R. C. 1311.05 provides, in relevant part:

“Any person, furnishing machinery, material, or fuel, or performing labor of any kind, as provided in sections 1311.02 to 1311.04, inclusive, of the Revised Code, whose name has been omitted from the sworn statement or affidavit given by the contractor or subcontractor, may serve on the owner, part owner, or lessee of the premises, or his agent, a notice in writing, which notice shall be such as will inform the owner, part owner, or lessee of the premises or his agent, of the nature of the machinery, material, or fuel furnished, or to be furnished, or labor performed, or to be performed, the amount due or to become due therefor, and a description of the premises where furnished, with the street and number, if such owner, part owner, or lessee, resides in, or has a known agent in the county, in charge of such watercraft, or such house, mill, manufactory, furnace, building, appurtenance, fixture, bridge, structure, well, derrick, tank, or pipe line, or other construction or improvement described in sections 1311.02 and 1311.03 of the Revised Code.***

“Such notice is sufficient, if served at any time before final payment or distribution has been made in accordance with the statement under oath, as required by section 1311.04 of the Revised Code.
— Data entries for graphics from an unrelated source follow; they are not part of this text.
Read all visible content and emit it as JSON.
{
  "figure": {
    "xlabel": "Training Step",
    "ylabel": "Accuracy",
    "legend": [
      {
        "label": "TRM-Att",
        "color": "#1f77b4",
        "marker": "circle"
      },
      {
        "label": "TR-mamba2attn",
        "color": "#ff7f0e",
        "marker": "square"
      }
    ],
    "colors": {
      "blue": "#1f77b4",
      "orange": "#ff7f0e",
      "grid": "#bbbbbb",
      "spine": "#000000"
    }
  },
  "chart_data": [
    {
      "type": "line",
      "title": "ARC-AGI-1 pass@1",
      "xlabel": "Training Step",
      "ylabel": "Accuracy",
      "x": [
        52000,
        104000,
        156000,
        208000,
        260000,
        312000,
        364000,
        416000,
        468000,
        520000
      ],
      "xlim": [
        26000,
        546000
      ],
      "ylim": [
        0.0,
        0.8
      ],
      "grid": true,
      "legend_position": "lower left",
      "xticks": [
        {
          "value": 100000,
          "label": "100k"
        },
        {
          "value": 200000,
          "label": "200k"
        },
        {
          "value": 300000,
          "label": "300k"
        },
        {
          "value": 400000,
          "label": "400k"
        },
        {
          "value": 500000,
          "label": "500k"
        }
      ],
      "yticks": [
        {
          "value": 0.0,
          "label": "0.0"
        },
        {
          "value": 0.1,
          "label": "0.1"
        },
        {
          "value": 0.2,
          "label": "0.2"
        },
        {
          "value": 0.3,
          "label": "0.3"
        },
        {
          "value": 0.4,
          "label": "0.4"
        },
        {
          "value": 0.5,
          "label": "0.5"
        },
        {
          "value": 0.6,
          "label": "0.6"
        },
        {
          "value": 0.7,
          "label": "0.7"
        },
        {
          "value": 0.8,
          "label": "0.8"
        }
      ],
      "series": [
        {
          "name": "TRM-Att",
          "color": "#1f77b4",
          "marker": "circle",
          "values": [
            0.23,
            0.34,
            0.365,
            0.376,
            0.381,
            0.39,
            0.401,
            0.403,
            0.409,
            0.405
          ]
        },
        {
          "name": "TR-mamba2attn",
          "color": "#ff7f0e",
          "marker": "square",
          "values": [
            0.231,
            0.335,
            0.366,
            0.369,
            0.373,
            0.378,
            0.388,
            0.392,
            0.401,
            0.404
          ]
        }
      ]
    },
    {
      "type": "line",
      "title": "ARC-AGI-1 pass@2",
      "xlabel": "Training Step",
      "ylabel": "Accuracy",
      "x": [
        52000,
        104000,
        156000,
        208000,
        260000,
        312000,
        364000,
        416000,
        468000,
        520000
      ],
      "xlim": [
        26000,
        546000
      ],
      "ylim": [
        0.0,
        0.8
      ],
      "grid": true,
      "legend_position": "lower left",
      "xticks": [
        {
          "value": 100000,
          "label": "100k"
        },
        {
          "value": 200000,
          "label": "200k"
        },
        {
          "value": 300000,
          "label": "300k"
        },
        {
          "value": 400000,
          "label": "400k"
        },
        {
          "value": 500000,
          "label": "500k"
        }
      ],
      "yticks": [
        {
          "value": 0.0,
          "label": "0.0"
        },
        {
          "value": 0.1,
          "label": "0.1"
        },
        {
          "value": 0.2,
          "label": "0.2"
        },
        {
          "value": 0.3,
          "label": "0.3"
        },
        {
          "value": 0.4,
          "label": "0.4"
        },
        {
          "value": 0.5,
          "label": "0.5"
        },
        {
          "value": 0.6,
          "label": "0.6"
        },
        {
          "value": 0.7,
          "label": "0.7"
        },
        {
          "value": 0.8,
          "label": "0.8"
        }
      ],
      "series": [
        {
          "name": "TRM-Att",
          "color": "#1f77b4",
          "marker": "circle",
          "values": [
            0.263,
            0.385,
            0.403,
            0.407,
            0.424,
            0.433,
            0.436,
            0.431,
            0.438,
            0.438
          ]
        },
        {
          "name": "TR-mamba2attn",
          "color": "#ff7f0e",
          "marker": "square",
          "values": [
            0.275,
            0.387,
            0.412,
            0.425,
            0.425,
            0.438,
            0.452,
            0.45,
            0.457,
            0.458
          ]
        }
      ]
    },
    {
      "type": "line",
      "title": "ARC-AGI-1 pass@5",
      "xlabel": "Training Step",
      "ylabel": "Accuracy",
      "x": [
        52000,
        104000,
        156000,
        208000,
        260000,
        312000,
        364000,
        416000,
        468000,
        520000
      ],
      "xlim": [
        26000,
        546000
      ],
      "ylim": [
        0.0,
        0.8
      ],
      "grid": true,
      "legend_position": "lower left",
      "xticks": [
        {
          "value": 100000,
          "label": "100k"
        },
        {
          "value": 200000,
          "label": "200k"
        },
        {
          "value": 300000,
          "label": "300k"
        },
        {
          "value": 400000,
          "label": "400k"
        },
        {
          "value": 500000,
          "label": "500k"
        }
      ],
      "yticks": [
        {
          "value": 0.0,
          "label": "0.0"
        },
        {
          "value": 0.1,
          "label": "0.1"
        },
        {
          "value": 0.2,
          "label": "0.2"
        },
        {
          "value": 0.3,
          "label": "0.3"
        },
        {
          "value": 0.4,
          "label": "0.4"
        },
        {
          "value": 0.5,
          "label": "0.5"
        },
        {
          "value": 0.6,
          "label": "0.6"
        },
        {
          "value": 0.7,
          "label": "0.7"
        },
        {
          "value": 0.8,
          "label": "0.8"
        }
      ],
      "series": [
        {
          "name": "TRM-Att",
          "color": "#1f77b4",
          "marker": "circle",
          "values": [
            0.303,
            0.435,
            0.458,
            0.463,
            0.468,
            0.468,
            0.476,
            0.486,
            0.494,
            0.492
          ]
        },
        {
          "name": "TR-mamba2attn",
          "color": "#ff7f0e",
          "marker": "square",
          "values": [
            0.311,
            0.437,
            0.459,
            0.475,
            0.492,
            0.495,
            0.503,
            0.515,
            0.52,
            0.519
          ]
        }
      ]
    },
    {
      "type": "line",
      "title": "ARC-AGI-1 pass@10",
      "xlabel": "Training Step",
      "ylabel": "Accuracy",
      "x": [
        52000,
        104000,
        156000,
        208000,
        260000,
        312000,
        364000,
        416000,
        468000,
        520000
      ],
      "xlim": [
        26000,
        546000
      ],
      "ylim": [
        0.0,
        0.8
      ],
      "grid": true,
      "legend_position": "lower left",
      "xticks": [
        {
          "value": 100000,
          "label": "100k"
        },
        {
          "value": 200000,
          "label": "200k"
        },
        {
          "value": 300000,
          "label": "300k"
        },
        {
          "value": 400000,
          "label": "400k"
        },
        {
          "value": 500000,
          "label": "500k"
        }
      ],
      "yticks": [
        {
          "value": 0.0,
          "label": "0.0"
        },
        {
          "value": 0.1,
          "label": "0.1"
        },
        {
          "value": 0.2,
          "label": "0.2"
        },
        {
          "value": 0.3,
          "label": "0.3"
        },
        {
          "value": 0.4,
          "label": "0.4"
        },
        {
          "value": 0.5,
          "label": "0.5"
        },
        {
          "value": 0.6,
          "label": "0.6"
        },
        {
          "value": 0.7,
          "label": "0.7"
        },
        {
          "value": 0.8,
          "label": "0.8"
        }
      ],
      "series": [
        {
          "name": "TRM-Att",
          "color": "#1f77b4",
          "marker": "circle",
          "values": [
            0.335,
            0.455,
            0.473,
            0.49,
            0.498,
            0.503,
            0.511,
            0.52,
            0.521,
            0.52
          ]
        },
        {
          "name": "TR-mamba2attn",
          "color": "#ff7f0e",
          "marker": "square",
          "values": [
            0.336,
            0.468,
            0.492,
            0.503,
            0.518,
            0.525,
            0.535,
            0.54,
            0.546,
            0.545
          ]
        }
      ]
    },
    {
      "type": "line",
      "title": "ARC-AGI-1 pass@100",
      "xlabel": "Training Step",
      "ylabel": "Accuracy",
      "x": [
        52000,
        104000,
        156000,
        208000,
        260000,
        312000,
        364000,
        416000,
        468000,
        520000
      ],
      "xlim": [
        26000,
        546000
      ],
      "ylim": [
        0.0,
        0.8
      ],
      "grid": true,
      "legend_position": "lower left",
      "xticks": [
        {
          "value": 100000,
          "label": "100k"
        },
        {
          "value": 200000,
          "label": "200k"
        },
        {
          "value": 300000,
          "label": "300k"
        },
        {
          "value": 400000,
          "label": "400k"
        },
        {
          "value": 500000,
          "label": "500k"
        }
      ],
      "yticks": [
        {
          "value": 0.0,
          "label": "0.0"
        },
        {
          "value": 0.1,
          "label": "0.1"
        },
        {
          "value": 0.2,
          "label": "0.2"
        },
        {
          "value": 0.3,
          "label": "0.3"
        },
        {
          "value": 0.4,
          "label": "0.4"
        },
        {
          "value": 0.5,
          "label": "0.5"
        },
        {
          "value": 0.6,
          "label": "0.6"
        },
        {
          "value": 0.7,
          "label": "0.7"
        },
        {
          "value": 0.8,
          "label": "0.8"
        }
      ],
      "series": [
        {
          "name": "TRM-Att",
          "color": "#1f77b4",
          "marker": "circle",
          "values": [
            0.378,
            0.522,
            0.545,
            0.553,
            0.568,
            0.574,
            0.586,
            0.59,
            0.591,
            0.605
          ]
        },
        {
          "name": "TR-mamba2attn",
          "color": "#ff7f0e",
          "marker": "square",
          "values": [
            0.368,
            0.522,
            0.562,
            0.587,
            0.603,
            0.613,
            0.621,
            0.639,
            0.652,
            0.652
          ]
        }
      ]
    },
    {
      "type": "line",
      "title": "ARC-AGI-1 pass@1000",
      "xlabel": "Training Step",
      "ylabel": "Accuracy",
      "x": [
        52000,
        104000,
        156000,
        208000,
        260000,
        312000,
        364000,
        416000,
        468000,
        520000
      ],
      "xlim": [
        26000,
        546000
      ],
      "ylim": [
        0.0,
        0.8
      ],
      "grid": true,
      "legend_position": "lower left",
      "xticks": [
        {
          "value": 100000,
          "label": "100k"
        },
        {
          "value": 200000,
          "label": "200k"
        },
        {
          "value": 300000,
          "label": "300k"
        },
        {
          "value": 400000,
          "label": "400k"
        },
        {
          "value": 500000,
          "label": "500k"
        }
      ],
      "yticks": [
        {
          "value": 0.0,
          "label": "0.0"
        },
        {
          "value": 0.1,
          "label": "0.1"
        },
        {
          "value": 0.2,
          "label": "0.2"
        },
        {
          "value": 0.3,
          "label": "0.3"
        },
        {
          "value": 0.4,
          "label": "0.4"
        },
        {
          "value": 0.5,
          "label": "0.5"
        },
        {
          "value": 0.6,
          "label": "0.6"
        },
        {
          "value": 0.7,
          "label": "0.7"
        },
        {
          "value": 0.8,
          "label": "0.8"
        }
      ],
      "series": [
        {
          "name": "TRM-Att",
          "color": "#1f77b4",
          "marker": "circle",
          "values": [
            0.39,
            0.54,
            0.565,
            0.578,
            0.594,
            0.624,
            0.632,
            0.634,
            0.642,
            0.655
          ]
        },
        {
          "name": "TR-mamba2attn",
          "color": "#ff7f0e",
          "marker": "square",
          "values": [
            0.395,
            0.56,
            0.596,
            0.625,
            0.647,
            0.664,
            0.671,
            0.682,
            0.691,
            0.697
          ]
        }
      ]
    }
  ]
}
*62“The owner, part owner, or lessee who makes payment or distribution according to respective rights in the manner and form provided in this section and section 1311.04 of the Revised Code, is not liable to the subcontractors, materialmen, or laborers for any greater amount than he contracted to pay the original contractor and he may set off any damages which he sustains by reason of any failure or omission in the performance of such contract, but the risk of all payments made to the original contractor after the owner, part owner, lessee, or his authorized agent has received the notice mentioned in this section, or before the contractor has furnished him with the statement under oath as provided in section 1311.04 of the Revised Code, is upon the owner, part owner, or lessee, until the expiration of sixty days within which claims for liens may be filed, as provided in section 1311.06 of the Revised Code, and no payment made to any contractor before the expiration of said sixty days, shall defeat any lien of any subcontractor, materialman, or laborer, unless such payment has been distributed among the subcontractors, materialmen, or laborers, or if distributed in part only, then to the extent of such distribution. Where the original contractor has furnished the statements and certificates as provided in this section and section 1311.04 of the Revised Code, the owner, part owner, or lessee, may pay to such contractor out of the sum due and payable to him under his contract at the time said statements and certificates are furnished, any amount in excess of the claims and demands due from said original contractor to subcontractors, materialmen, and laborers, as shown on said statements and certificates, or as shown by notices served on such owner, part owner, or lessee, by subcontractors, materialmen, and laborers as provided in this section.

“In making said payments the owner, part owner, or lessee may assume the names and amounts set forth in said statements and certificates to be true and correct and such owner is not liable for errors or omissions of said names and amounts in such statements and certificates, unless a notice has been served as provided in this section.”